[JURIST] The Court of Appeal for British Columbia [official website] on Thursday upheld [judgment] Canada’s law against doctor-assisted suicide. Justice Lynn Smith for the Supreme Court of British Columbia had ruled [JURIST report] last year that the provisions of Canada’s Criminal Code unjustly violate the rights to life, liberty and equality. She reasoned that physician-assisted suicide could be executed if adequate safeguards were in place. In a split 2-1 decision, the appeals court overturned the ruling of the lower court:
As the law now stands, there does not appear to be an avenue for relief from a generally sound law that has an extraordinary, even cruel, effect on a small number of individuals. Such individual relief is often referred to as a constitutional exemption. In the past that possibility existed in Canada. … At the least, a court of law, unencumbered by previous judicial direction, accustomed to assessing issues of consent and influence, and with a perspective outside the (often overstressed) health care regime, should in our view be required to assess individual cases.

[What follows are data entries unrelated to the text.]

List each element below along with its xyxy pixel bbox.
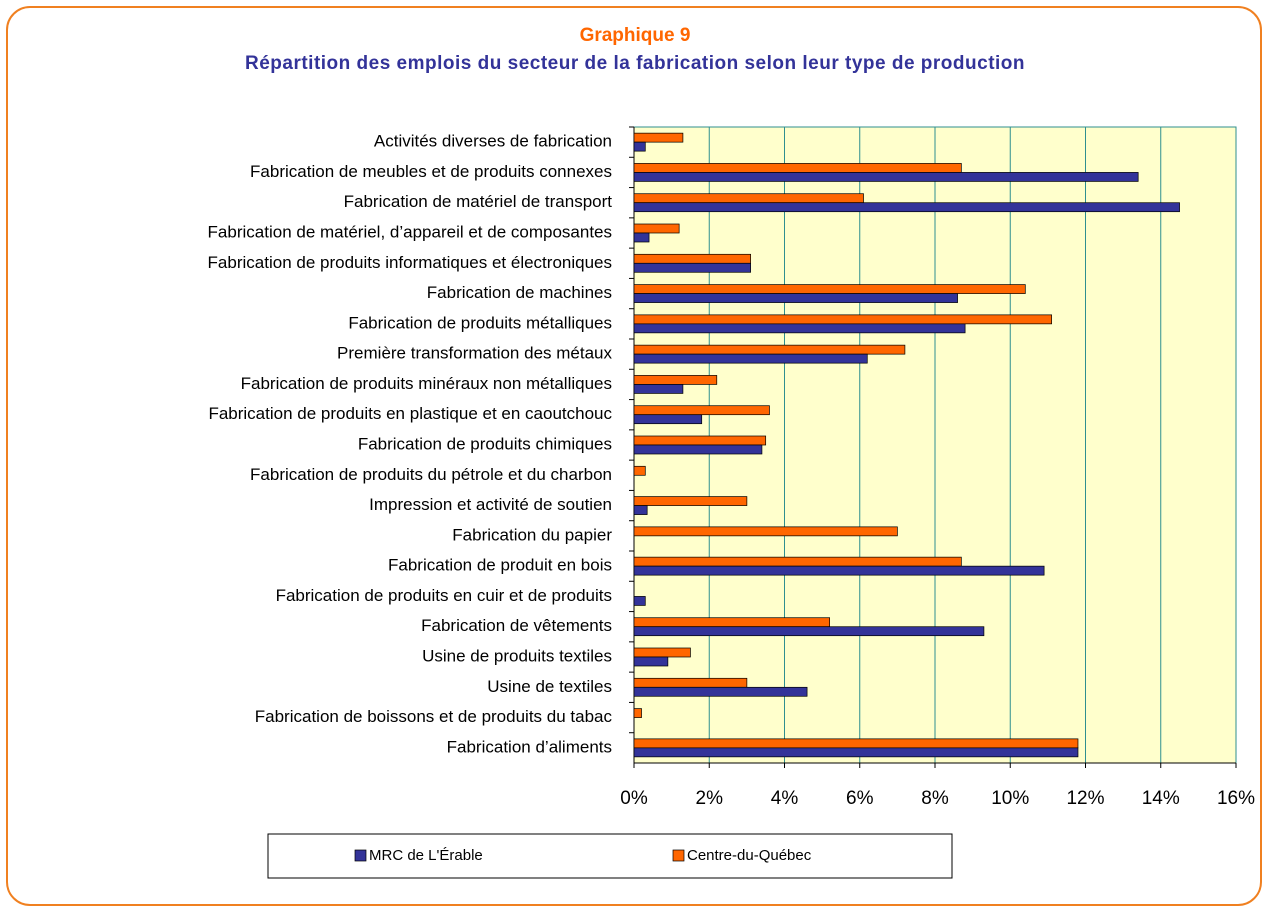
bar (633, 647, 691, 658)
bar (633, 596, 646, 606)
bar (633, 284, 1026, 294)
bar (633, 202, 1180, 213)
x-tick-label: 12% (1066, 788, 1104, 809)
legend-swatch (672, 849, 685, 862)
bar (633, 565, 1045, 576)
bar (633, 193, 864, 204)
bar (633, 465, 646, 476)
x-tick-label: 14% (1142, 788, 1180, 809)
bar (633, 375, 718, 385)
y-tick-label: Fabrication de machines (427, 283, 612, 302)
chart-subtitle: Répartition des emplois du secteur de la… (244, 53, 1026, 74)
y-tick-label: Impression et activité de soutien (369, 495, 612, 514)
x-tick-label: 2% (696, 788, 724, 809)
legend-swatch (354, 849, 367, 862)
y-tick-label: Fabrication du papier (452, 525, 612, 544)
bar (633, 223, 680, 234)
y-tick-label: Fabrication de matériel de transport (344, 192, 613, 211)
y-tick-label: Fabrication de produit en bois (388, 556, 612, 575)
x-tick-label: 0% (620, 788, 648, 809)
x-tick-label: 16% (1217, 788, 1255, 809)
bar (633, 738, 1079, 749)
chart: 0% 2% 4% 6% 8% 10% 12% 14% 16% Activités diverses… (208, 126, 1255, 879)
y-tick-label: Fabrication d’aliments (447, 737, 612, 756)
legend-box (267, 833, 953, 879)
bar (633, 262, 751, 273)
y-tick-label: Usine de textiles (487, 677, 612, 696)
y-tick-label: Fabrication de produits informatiques et… (208, 253, 612, 272)
y-tick-label: Fabrication de meubles et de produits co… (250, 162, 612, 181)
bar (633, 323, 966, 334)
bar (633, 253, 751, 264)
y-tick-label: Fabrication de produits minéraux non mét… (241, 374, 612, 393)
y-tick-label: Fabrication de boissons et de produits d… (255, 707, 613, 726)
bar (633, 314, 1052, 325)
chart-title: Graphique 9 (579, 25, 691, 46)
y-tick-label: Fabrication de produits en cuir et de pr… (276, 586, 612, 605)
bar (633, 677, 748, 688)
y-tick-label: Fabrication de produits du pétrole et du… (250, 465, 612, 484)
bar (633, 163, 962, 173)
bar (633, 405, 770, 416)
bar (633, 556, 962, 567)
y-tick-label: Fabrication de produits chimiques (358, 434, 612, 453)
bar (633, 626, 985, 637)
y-tick-label: Première transformation des métaux (337, 344, 612, 363)
bar (633, 444, 763, 455)
x-tick-label: 4% (771, 788, 799, 809)
y-tick-label: Activités diverses de fabrication (374, 132, 612, 151)
bar (633, 414, 703, 425)
bar (633, 747, 1079, 758)
bar (633, 708, 642, 718)
bar (633, 617, 830, 628)
x-tick-label: 6% (846, 788, 874, 809)
bar (633, 141, 646, 152)
legend-label: MRC de L'Érable (369, 847, 483, 864)
bar (633, 384, 684, 394)
bar (633, 686, 808, 697)
bar (633, 293, 958, 303)
page: {"chart_data": {"type": "hbar", "title":… (6, 6, 1262, 906)
y-tick-label: Fabrication de matériel, d’appareil et d… (208, 222, 612, 241)
y-tick-label: Fabrication de produits en plastique et … (208, 404, 612, 423)
bar (633, 172, 1139, 182)
x-tick-label: 8% (921, 788, 949, 809)
bar (633, 232, 650, 243)
bar (633, 435, 767, 446)
bar (633, 496, 748, 506)
x-tick-label: 10% (991, 788, 1029, 809)
legend-label: Centre-du-Québec (687, 847, 812, 864)
y-tick-label: Usine de produits textiles (422, 646, 612, 665)
y-tick-label: Fabrication de vêtements (421, 616, 612, 635)
bar (633, 526, 898, 537)
bar (633, 505, 648, 515)
y-tick-label: Fabrication de produits métalliques (348, 313, 612, 332)
bar (633, 656, 669, 667)
bar (633, 132, 684, 143)
bar (633, 344, 906, 355)
bar (633, 353, 868, 364)
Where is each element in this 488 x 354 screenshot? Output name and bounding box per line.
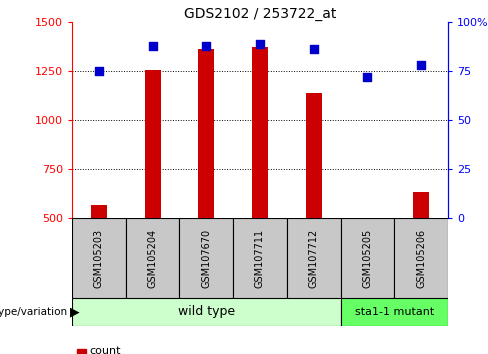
Bar	[341, 218, 394, 298]
Bar	[144, 70, 161, 218]
Text: GSM105206: GSM105206	[416, 228, 426, 287]
Point	[203, 43, 210, 48]
Point	[310, 47, 318, 52]
Bar	[305, 92, 322, 218]
Bar	[233, 218, 287, 298]
Text: GSM105203: GSM105203	[94, 228, 104, 287]
Text: ▶: ▶	[70, 306, 79, 319]
Text: GSM107670: GSM107670	[201, 228, 211, 287]
Bar	[72, 218, 126, 298]
Bar	[394, 218, 448, 298]
Point	[256, 41, 264, 46]
Text: sta1-1 mutant: sta1-1 mutant	[355, 307, 434, 317]
Bar	[198, 50, 214, 218]
Bar	[359, 218, 375, 227]
Point	[417, 62, 425, 68]
Bar	[180, 218, 233, 298]
Bar	[126, 218, 180, 298]
Text: genotype/variation: genotype/variation	[0, 307, 67, 317]
Text: count: count	[89, 346, 121, 354]
Text: wild type: wild type	[178, 306, 235, 319]
Bar	[341, 298, 448, 326]
Point	[149, 43, 157, 48]
Bar	[91, 205, 107, 218]
Title: GDS2102 / 253722_at: GDS2102 / 253722_at	[184, 7, 336, 21]
Text: GSM107712: GSM107712	[309, 228, 319, 287]
Point	[95, 68, 103, 74]
Text: GSM107711: GSM107711	[255, 228, 265, 287]
Bar	[287, 218, 341, 298]
Bar	[252, 46, 268, 218]
Point	[364, 74, 371, 80]
Text: GSM105204: GSM105204	[147, 228, 158, 287]
Bar	[72, 298, 341, 326]
Text: GSM105205: GSM105205	[363, 228, 372, 287]
Bar	[413, 192, 429, 218]
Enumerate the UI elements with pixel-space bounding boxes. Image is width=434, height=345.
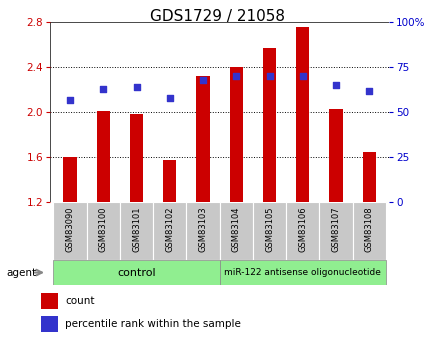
Point — [266, 73, 273, 79]
Bar — [329, 109, 342, 202]
Bar — [186, 202, 219, 260]
Text: GDS1729 / 21058: GDS1729 / 21058 — [150, 9, 284, 23]
Bar — [352, 202, 385, 260]
Bar — [53, 260, 219, 285]
Bar — [319, 202, 352, 260]
Text: GSM83106: GSM83106 — [298, 207, 307, 252]
Text: control: control — [117, 268, 155, 277]
Bar — [41, 293, 57, 309]
Point — [199, 77, 206, 82]
Bar — [130, 115, 143, 202]
Text: miR-122 antisense oligonucleotide: miR-122 antisense oligonucleotide — [224, 268, 380, 277]
Bar — [63, 157, 76, 202]
Point — [332, 82, 339, 88]
Bar — [219, 202, 252, 260]
Point — [166, 95, 173, 100]
Bar — [86, 202, 120, 260]
Point — [299, 73, 306, 79]
Bar — [96, 111, 110, 202]
Text: GSM83100: GSM83100 — [99, 207, 108, 252]
Point — [66, 97, 73, 102]
Text: GSM83107: GSM83107 — [331, 207, 340, 252]
Bar — [153, 202, 186, 260]
Text: GSM83090: GSM83090 — [66, 207, 74, 252]
Bar — [41, 316, 57, 332]
Text: GSM83105: GSM83105 — [264, 207, 273, 252]
Text: count: count — [65, 296, 94, 306]
Bar — [362, 152, 375, 202]
Point — [365, 88, 372, 93]
Point — [99, 86, 106, 91]
Point — [133, 84, 140, 90]
Text: agent: agent — [7, 268, 36, 277]
Text: GSM83108: GSM83108 — [364, 207, 373, 252]
Bar — [163, 160, 176, 202]
Bar — [219, 260, 385, 285]
Text: GSM83102: GSM83102 — [165, 207, 174, 252]
Bar — [120, 202, 153, 260]
Text: GSM83103: GSM83103 — [198, 207, 207, 252]
Bar — [196, 76, 209, 202]
Text: percentile rank within the sample: percentile rank within the sample — [65, 319, 240, 329]
Bar — [262, 48, 276, 202]
Text: GSM83104: GSM83104 — [231, 207, 240, 252]
Bar — [229, 67, 243, 202]
Bar — [53, 202, 86, 260]
Bar — [286, 202, 319, 260]
Point — [232, 73, 239, 79]
Bar — [252, 202, 286, 260]
Text: GSM83101: GSM83101 — [132, 207, 141, 252]
Bar — [296, 27, 309, 202]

The government of Canada had announced its intention to appeal last year’s ruling [JURIST report] in July 2012. The case will likely be heard next by the Supreme Court of Canada.

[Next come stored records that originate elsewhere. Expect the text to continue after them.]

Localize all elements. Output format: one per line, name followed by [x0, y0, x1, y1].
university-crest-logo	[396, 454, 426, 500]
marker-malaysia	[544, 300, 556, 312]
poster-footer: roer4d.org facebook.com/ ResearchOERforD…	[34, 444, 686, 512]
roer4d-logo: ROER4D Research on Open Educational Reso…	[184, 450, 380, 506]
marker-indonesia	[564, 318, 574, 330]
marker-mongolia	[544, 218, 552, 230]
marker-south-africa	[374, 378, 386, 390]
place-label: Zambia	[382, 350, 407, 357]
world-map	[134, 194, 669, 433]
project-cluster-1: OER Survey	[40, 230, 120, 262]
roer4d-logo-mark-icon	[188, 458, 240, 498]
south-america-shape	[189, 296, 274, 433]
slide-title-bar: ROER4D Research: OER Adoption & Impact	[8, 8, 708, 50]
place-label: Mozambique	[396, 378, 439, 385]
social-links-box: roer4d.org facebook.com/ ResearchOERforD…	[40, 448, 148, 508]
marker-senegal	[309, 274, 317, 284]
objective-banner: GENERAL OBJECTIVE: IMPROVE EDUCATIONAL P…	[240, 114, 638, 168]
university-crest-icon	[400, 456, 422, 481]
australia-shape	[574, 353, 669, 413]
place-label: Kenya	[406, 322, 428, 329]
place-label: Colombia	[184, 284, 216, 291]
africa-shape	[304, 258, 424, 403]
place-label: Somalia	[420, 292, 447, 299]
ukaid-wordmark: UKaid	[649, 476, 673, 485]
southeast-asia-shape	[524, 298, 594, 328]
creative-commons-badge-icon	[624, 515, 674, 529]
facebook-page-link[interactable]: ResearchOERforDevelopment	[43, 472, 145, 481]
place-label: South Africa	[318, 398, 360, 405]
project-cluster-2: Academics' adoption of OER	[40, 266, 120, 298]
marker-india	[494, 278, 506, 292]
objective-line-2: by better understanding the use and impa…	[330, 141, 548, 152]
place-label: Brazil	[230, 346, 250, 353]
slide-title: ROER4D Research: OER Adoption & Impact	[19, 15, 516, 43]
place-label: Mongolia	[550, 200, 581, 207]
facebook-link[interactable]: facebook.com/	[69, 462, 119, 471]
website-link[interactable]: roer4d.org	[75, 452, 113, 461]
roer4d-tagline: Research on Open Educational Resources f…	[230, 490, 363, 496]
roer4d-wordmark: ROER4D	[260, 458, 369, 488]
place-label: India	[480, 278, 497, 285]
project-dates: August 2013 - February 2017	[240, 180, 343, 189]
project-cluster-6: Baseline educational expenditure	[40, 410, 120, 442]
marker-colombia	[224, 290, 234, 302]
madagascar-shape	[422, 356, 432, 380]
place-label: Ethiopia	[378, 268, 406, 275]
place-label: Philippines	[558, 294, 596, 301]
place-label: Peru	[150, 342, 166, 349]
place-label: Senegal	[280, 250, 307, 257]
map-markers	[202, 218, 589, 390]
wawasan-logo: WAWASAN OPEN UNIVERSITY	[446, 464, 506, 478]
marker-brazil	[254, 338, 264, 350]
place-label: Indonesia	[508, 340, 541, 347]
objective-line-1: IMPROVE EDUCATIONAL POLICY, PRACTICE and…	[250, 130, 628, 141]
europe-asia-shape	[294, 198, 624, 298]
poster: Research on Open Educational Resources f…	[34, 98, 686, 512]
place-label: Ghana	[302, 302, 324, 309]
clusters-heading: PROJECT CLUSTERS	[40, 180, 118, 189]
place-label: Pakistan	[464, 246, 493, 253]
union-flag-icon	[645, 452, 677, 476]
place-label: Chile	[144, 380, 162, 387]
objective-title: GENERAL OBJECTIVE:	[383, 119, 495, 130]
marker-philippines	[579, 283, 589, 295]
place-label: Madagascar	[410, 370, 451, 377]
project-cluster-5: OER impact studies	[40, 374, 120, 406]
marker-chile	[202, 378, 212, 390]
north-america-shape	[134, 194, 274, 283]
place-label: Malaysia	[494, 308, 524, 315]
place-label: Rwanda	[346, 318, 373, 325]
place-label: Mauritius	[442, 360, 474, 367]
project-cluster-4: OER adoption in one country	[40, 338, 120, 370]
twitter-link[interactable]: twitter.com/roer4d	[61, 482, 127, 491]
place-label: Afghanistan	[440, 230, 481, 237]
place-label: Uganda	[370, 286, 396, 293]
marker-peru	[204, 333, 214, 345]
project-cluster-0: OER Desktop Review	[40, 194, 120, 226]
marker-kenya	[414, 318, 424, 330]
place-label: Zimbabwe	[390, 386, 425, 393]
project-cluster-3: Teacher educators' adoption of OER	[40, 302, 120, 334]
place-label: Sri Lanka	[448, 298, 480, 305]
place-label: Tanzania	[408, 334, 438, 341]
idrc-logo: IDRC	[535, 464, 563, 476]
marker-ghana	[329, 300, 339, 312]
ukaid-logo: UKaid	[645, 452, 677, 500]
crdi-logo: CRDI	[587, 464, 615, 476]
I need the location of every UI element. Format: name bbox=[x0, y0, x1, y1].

Opinions regarding the right to die [JURIST news archive] have been sharply divided around the world. In May the Louisiana legislature passed a bill [JURIST report] strengthening the state’s ban on euthanasia. Earlier that month Georgia Governor Nathan Deal [official website] signed legislation banning assisted suicide [JURIST report] in the state. In 2011 an India high court ruled passive euthanasia was permitted [JURIST report] under certain circumstances, but rejected a petition for a mercy killing. In 2010 a German court ruled that removing a patient from life support is not a criminal offense [JURIST report] if the patient had previously given consent. In 2009 the Italian president refused to sign [JURIST report] a government decree stopping the euthanasia of comatose women because it would violate the separation of power overturning a previous court ruling.